Милая фрекен и господский дом | страница 24



А зимой Раннвейг еще усерднее принялась за рукоделие. Она начала ткать сложнейшие узорные ткани. На исландском станке работа подвигалась медленно. Тогда она выписала шведский станок и, вспоминая то, чему выучилась в Копенгагене, начала успешно работать над художественной тканью. Она была так ловка, способна, что на следующий год уже получила премию за свою работу на выставке рукоделий в Рейкьявике. А несколько девушек из ближайших поселков, интересующихся рукоделием, просили Раннвейг обучить их мастерству. В конце концов ей пришлось заказать второй шведский станок и организовать школу художественного рукоделия. Большая передняя в комнате пробста превратилась в комнату для занятий.

Раннвейг часто поговаривала о том, что ей хотелось бы переехать в Рейкьявик, создать там настоящую школу рукоделия для молодых девушек и, может быть, даже для молодых людей. Иногда она говорила об этом, как о чем-то решенном, но все же ее мечта не сбылась. Родители со слезами на глазах просили не покидать их. Они не могли расстаться с ней, с единственной радостью на старости лет. Добрая Раннвейг так любила их, она не могла их оставить. И Раннвейг осталась. А родители так сильно любили эту свою единственную радость, что стоило Раннвейг отлучиться в гости хотя бы на одну ночь, как они тотчас же посылали экономку из господского дома проследить, чтобы дочь их, чего доброго, не споткнулась о камень. В доме все делалось для Раннвейг. Трудно было найти человека, к которому близкие относились бы с большей любовью, чем к Раннвейг.
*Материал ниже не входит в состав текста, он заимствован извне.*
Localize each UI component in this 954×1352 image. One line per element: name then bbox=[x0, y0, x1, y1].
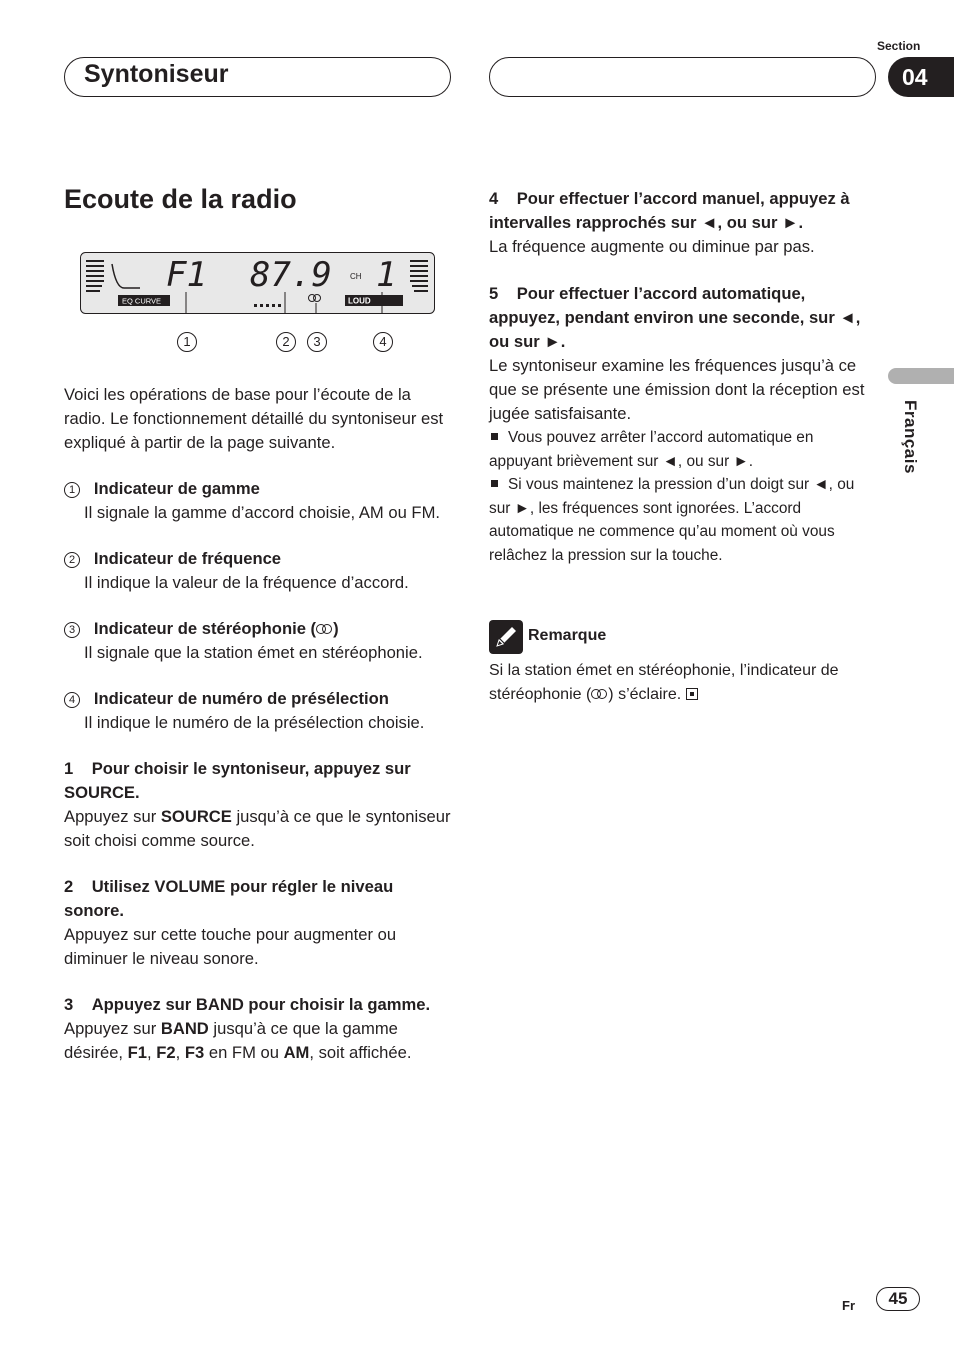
stereo-icon bbox=[591, 689, 608, 700]
header-title: Syntoniseur bbox=[84, 60, 229, 88]
step-body: en FM ou bbox=[204, 1043, 284, 1062]
indicator-title: Indicateur de numéro de présélection bbox=[93, 689, 389, 708]
step-number: 5 bbox=[489, 284, 499, 303]
step-body: , soit affichée. bbox=[309, 1043, 412, 1062]
step-3: 3 Appuyez sur BAND pour choisir la gamme. Appuyez sur BAND jusqu’à ce que la gamme désirée, F1, F2, F3 en FM ou AM, soit affichée. bbox=[64, 995, 431, 1062]
band-readout: F1 bbox=[166, 255, 207, 295]
step-number: 2 bbox=[64, 877, 74, 896]
stereo-icon bbox=[316, 624, 333, 635]
step-title: Pour effectuer l’accord automatique, appuyez, pendant environ une seconde, sur ◄, ou sur ►. bbox=[489, 284, 861, 351]
indicator-number: 3 bbox=[64, 622, 80, 638]
step-body: jusqu’à ce que le syntoniseur soit choisi comme source. bbox=[64, 807, 451, 850]
ch-label: CH bbox=[350, 272, 362, 281]
step-title: Utilisez VOLUME pour régler le niveau sonore. bbox=[64, 877, 394, 920]
step-number: 4 bbox=[489, 189, 499, 208]
footer-lang-code: Fr bbox=[842, 1298, 855, 1313]
display-eq-label bbox=[122, 297, 161, 306]
page-number: 45 bbox=[876, 1287, 920, 1311]
end-mark-icon bbox=[686, 688, 698, 700]
step-title: Pour choisir le syntoniseur, appuyez sur SOURCE. bbox=[64, 759, 411, 802]
indicator-title: Indicateur de fréquence bbox=[93, 549, 282, 568]
section-label: Section bbox=[877, 39, 921, 53]
page-title: Ecoute de la radio bbox=[64, 184, 297, 214]
step-body: La fréquence augmente ou diminue par pas. bbox=[489, 237, 815, 256]
step-title: Appuyez sur BAND pour choisir la gamme. bbox=[91, 995, 431, 1014]
bullet-text: Vous pouvez arrêter l’accord automatique en appuyant brièvement sur ◄, ou sur ►. bbox=[489, 429, 814, 470]
note-title: Remarque bbox=[528, 627, 607, 644]
step-body: Appuyez sur bbox=[64, 807, 161, 826]
indicator-title-end: ) bbox=[333, 619, 339, 638]
right-column bbox=[489, 187, 879, 567]
indicator-desc: Il indique le numéro de la présélection choisie. bbox=[84, 713, 425, 732]
radio-display-illustration bbox=[80, 252, 435, 314]
band-f1: F1 bbox=[127, 1043, 148, 1062]
step-4 bbox=[489, 187, 879, 259]
callout-4: 4 bbox=[373, 332, 393, 352]
note-text-part: Si la station émet en stéréophonie, l’indicateur de stéréophonie ( bbox=[489, 662, 839, 703]
step-body: Le syntoniseur examine les fréquences jusqu’à ce que se présente une émission dont la réception est jugée satisfaisante. bbox=[489, 356, 865, 423]
callout-3: 3 bbox=[307, 332, 327, 352]
header-blank-frame bbox=[489, 57, 876, 97]
bullet-icon bbox=[491, 480, 498, 487]
bullet-text: Si vous maintenez la pression d’un doigt sur ◄, ou sur ►, les fréquences sont ignorées. L’accord automatique ne commence qu’au moment où vous relâchez la pression sur la touche. bbox=[489, 476, 855, 564]
indicator-number: 4 bbox=[64, 692, 80, 708]
step-body: Appuyez sur bbox=[64, 1019, 161, 1038]
indicator-desc: Il signale la gamme d’accord choisie, AM ou FM. bbox=[84, 503, 440, 522]
frequency-readout: 87.9 bbox=[250, 255, 332, 295]
indicator-1 bbox=[64, 477, 452, 525]
intro-paragraph: Voici les opérations de base pour l’écoute de la radio. Le fonctionnement détaillé du syntoniseur est expliqué à partir de la page suivante. bbox=[64, 385, 444, 452]
band-am: AM bbox=[283, 1043, 310, 1062]
band-f2: F2 bbox=[156, 1043, 176, 1062]
indicator-3 bbox=[64, 617, 452, 665]
bullet-item bbox=[489, 473, 879, 567]
bullet-item bbox=[489, 426, 879, 473]
step-body: jusqu’à ce que la gamme désirée, bbox=[64, 1019, 398, 1062]
preset-readout: 1 bbox=[376, 255, 397, 295]
callout-1: 1 bbox=[177, 332, 197, 352]
indicator-desc: Il indique la valeur de la fréquence d’accord. bbox=[84, 573, 409, 592]
indicator-4 bbox=[64, 687, 452, 735]
note-text bbox=[489, 659, 881, 707]
indicator-title: Indicateur de gamme bbox=[93, 479, 260, 498]
indicator-2 bbox=[64, 547, 452, 595]
indicator-number: 2 bbox=[64, 552, 80, 568]
left-column bbox=[64, 383, 452, 1065]
step-5 bbox=[489, 282, 879, 567]
step-number: 1 bbox=[64, 759, 74, 778]
band-f3: F3 bbox=[184, 1043, 205, 1062]
note-text-part: ) s’éclaire. bbox=[608, 686, 682, 703]
indicator-title: Indicateur de stéréophonie ( bbox=[93, 619, 317, 638]
step-1 bbox=[64, 757, 452, 853]
step-number: 3 bbox=[64, 995, 74, 1014]
indicator-desc: Il signale que la station émet en stéréophonie. bbox=[84, 643, 423, 662]
step-title: Pour effectuer l’accord manuel, appuyez à intervalles rapprochés sur ◄, ou sur ►. bbox=[489, 189, 850, 232]
step-body-bold: SOURCE bbox=[160, 807, 232, 826]
step-2 bbox=[64, 875, 452, 971]
indicator-number: 1 bbox=[64, 482, 80, 498]
section-number: 04 bbox=[888, 57, 954, 97]
language-tab-bar bbox=[888, 368, 954, 384]
step-body-bold: BAND bbox=[160, 1019, 209, 1038]
bullet-icon bbox=[491, 433, 498, 440]
step-body: Appuyez sur cette touche pour augmenter ou diminuer le niveau sonore. bbox=[64, 925, 397, 968]
note-pencil-icon bbox=[489, 620, 523, 654]
language-tab: Français bbox=[901, 400, 920, 474]
callout-2: 2 bbox=[276, 332, 296, 352]
loud-label: LOUD bbox=[348, 296, 371, 306]
eq-label: EQ CURVE bbox=[122, 296, 162, 306]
А годы шли один за другим. И мало-помалу забывалось все, что произошло с Раннвейг в Дании: скоропостижная смерть жениха, рождение мальчика. Спустя пять лет все было забыто, все исчезло из памяти, как исчезают развалины, покрывшиеся зеленой травой. Еще два года, и фрекен Раннвейг опять будет ходить в девицах. Она и выглядеть уж стала иначе. Ее серо-синие глаза вновь излучали жизненную силу. Правда, у глаз стали собираться морщинки. Не от усердной ли работы у станка? Особенно они бросались в глаза в холодную погоду. Конечно, поблекли девичьи краски и губы иногда казались синими, и под глазами образовались едва заметные мешочки. Раннвейг раздалась в бедрах, конечно, оттого, что подолгу сидела у станка. Грудь не была высокой, как прежде. И все же Раннвейг казалась привлекательной. Ее кроткая натура обогатилась опытом. Только слух у нее стал хуже. Это — последствие перенесенной болезни.